This is up from the 1,455 buy-to-let products available in May, data from Moneyfacts showed.
However, the overall market choice is still far lower than the 2,538 products that were available in January, and the 2,897 in March just before the coronavirus pandemic hit the property market.
The number of two-year fixed buy to let mortgages across all loan to value (LTV) tiers increased to 625 in July, up from 496 in May.
In contrast, there were 823 two-year fixes across all buy to let LTV tiers in January and 914 in March.
Among five-year fixed buy to let mortgages, there were 644 in July, an increase from 480 in May. In comparison to before the pandemic affected the market, there were 879 in January and 1,000 in March.
When it comes to those with smaller deposits, there were only 31 two-year fixed options at 80 per cent LTV and 19 five-year fixed alternatives available to landlords in July.
These are significantly higher than the nine two-year fixes at 80 per cent LTV which were available in May, and the six deals available for five-year fixes.
However, the deals on the market are limited in comparison to the 141 two-year fixed buy to let deals and the 150 five-year fixed deals in March.
On average, two- and five-year fixed buy to let rates have dropped over the first half of the year.

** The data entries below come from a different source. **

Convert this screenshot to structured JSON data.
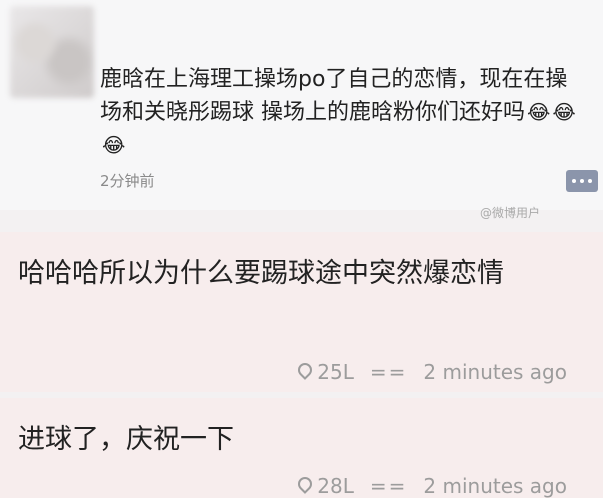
{
  "post": {
    "text": "鹿晗在上海理工操场po了自己的恋情，现在在操场和关晓彤踢球 操场上的鹿晗粉你们还好吗",
    "emojis": [
      "😂",
      "😂",
      "😂"
    ],
    "time": "2分钟前",
    "watermark": "@微博用户"
  },
  "replies": [
    {
      "text": "哈哈哈所以为什么要踢球途中突然爆恋情",
      "floor": "25L",
      "sep": "==",
      "time": "2 minutes ago"
    },
    {
      "text": "进球了，庆祝一下",
      "floor": "28L",
      "sep": "==",
      "time": "2 minutes ago"
    }
  ]
}
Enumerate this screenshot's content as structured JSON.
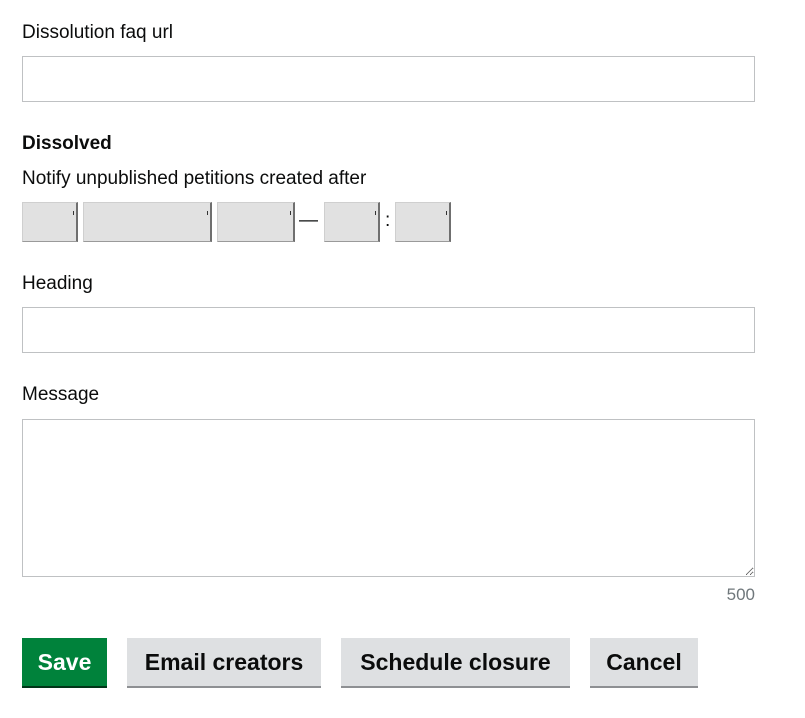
{
  "form": {
    "faq_url": {
      "label": "Dissolution faq url",
      "value": ""
    },
    "dissolved": {
      "heading": "Dissolved",
      "notify_label": "Notify unpublished petitions created after",
      "date_separator": "—",
      "time_separator": ":"
    },
    "heading": {
      "label": "Heading",
      "value": ""
    },
    "message": {
      "label": "Message",
      "value": "",
      "char_counter": "500"
    }
  },
  "actions": {
    "save": "Save",
    "email_creators": "Email creators",
    "schedule_closure": "Schedule closure",
    "cancel": "Cancel"
  },
  "colors": {
    "primary_button": "#00823b",
    "secondary_button": "#dee0e2",
    "border": "#bfc1c3",
    "counter_text": "#6f777b"
  }
}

In January, the average rate of a two-year fixed at all LTVs was 2.82 per cent. In July, the average was recorded at 2.61 per cent.
The average five-year fixed rate was 2.61 per cent in July, down from 3.19 per cent at the start of the year.

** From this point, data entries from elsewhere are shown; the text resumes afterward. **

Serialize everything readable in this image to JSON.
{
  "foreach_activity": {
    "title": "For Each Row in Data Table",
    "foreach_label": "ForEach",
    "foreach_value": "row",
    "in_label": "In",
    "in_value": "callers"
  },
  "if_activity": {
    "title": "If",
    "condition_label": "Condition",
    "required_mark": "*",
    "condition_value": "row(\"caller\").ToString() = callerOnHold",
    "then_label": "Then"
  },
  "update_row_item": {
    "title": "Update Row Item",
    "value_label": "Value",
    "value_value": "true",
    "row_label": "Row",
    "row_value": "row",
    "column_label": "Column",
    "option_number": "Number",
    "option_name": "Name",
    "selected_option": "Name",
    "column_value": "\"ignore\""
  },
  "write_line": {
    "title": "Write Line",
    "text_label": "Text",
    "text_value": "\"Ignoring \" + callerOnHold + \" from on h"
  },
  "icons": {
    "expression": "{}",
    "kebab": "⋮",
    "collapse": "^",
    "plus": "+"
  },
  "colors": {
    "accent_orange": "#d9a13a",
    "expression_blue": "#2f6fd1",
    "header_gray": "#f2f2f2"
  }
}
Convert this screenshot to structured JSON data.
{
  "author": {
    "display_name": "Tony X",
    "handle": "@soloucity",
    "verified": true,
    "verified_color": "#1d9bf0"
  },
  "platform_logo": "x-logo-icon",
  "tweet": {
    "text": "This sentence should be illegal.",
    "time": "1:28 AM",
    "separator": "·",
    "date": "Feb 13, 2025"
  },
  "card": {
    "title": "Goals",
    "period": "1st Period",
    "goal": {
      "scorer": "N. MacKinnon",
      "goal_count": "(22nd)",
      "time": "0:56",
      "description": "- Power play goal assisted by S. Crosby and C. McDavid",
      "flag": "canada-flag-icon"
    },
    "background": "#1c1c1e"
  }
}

Eleanor Williams, spokesperson at Moneyfacts, said: “The shock of the coronavirus pandemic and its resultant effects has been the latest event to impact the beleaguered buy-to-let mortgage market, following on from a number of changes over recent years that affected stamp duty, interest relief and capital gains tax.
“The mortgage market as a whole remains an evolving and complicated landscape, as the ongoing impact of the recent lockdown has affected product choice and rates.
“The increase in overall product choice and the fact that average rates remain competitive when compared to where we began this year may be early indications that this sector is starting to recover,” she added.